In PySpark, you write a CSV file using the DataFrame.write.csv() method. You specify the output path and can add options like header=True to include column names in the file.

📐

Syntax

The basic syntax to write a CSV file in PySpark is:

DataFrame.write.csv(path, mode, header, sep)
path: The folder path where CSV files will be saved.
mode: How to handle existing data (e.g., 'overwrite', 'append').
header: Whether to write column names as the first row (True/False).
sep: The delimiter character, default is comma.

python

df.write.csv(path='output_folder', mode='overwrite', header=True, sep=',')

💻

Example

This example creates a simple DataFrame and writes it as a CSV file with headers included. It overwrites any existing data in the output folder.

python

from pyspark.sql import SparkSession

spark = SparkSession.builder.appName('WriteCSVExample').getOrCreate()

# Create sample data
data = [(1, 'Alice', 29), (2, 'Bob', 31), (3, 'Cathy', 25)]
columns = ['id', 'name', 'age']

# Create DataFrame
df = spark.createDataFrame(data, columns)

# Write DataFrame to CSV
output_path = 'output_csv'
df.write.csv(path=output_path, mode='overwrite', header=True)

spark.stop()

Output

Files saved in folder 'output_csv' with CSV format including header row.

⚠️

Common Pitfalls

Common mistakes when writing CSV in PySpark include:

Not setting header=True if you want column names in the CSV.
Using mode='error' or default mode which fails if the output folder exists.
Expecting a single CSV file output; PySpark writes multiple part files by default.
Not specifying the correct path or permissions for output folder.

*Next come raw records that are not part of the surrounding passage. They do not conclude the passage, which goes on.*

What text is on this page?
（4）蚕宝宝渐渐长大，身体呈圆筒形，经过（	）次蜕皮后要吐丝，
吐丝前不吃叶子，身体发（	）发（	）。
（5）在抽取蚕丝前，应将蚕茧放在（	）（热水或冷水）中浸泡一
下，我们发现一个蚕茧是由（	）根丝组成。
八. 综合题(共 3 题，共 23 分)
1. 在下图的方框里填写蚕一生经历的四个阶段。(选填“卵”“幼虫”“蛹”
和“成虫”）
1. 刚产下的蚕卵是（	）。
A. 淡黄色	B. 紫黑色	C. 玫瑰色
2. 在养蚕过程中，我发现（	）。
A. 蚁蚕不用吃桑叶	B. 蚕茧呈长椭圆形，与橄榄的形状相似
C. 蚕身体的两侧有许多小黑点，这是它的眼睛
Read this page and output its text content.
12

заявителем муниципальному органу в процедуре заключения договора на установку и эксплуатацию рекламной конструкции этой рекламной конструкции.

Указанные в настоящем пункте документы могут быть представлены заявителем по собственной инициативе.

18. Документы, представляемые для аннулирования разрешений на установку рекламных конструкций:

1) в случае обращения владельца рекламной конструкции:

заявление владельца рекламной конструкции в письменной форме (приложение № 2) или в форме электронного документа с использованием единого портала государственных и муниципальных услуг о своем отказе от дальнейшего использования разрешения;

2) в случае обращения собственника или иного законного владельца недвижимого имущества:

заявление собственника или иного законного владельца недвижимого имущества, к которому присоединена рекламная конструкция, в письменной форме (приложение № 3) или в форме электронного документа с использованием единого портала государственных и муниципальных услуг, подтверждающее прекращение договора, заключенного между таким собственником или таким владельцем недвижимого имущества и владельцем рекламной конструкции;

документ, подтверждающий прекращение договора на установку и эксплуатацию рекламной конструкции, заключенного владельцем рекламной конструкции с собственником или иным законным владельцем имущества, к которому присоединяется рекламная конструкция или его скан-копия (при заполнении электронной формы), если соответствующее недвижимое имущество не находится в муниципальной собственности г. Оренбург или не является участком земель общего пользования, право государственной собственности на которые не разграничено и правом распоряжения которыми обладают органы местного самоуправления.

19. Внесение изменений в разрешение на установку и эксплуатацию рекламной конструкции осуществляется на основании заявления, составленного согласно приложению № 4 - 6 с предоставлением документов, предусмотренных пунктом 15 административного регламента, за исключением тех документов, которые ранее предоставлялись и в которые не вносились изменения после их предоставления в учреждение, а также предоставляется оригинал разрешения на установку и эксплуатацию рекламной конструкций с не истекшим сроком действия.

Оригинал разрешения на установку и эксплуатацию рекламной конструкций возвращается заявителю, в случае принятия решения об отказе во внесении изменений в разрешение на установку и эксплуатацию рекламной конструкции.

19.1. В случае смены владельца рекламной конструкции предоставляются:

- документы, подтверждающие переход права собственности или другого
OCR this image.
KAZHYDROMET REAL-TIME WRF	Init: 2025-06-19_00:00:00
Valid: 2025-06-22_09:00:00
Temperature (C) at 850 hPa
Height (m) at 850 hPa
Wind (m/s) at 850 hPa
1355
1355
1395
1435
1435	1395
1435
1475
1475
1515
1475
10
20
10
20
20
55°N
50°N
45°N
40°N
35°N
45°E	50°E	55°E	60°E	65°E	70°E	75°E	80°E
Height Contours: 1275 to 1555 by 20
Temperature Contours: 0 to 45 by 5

Example of a wrong and right way:

python

# Wrong: No header, default mode (fails if folder exists)
df.write.csv('output_csv')

# Right: Include header and overwrite existing data
df.write.csv('output_csv', mode='overwrite', header=True)

📊

Quick Reference

Option	Description	Example
path	Folder path to save CSV files	'output_folder'
mode	Write mode: 'overwrite', 'append', 'ignore', 'error' (default)	'overwrite'
header	Write column names as first row (True/False)	True
sep	Field delimiter character	','
quote	Character for quoting fields	"'"
escape	Character to escape quotes inside fields	'\'

✅

Key Takeaways

Use DataFrame.write.csv() with path and header=True to save CSV with column names.

Set mode='overwrite' to replace existing files and avoid errors.

PySpark writes multiple part files by default, not a single CSV file.

Always check output folder path and permissions before writing.

Use options like sep and quote to customize CSV format.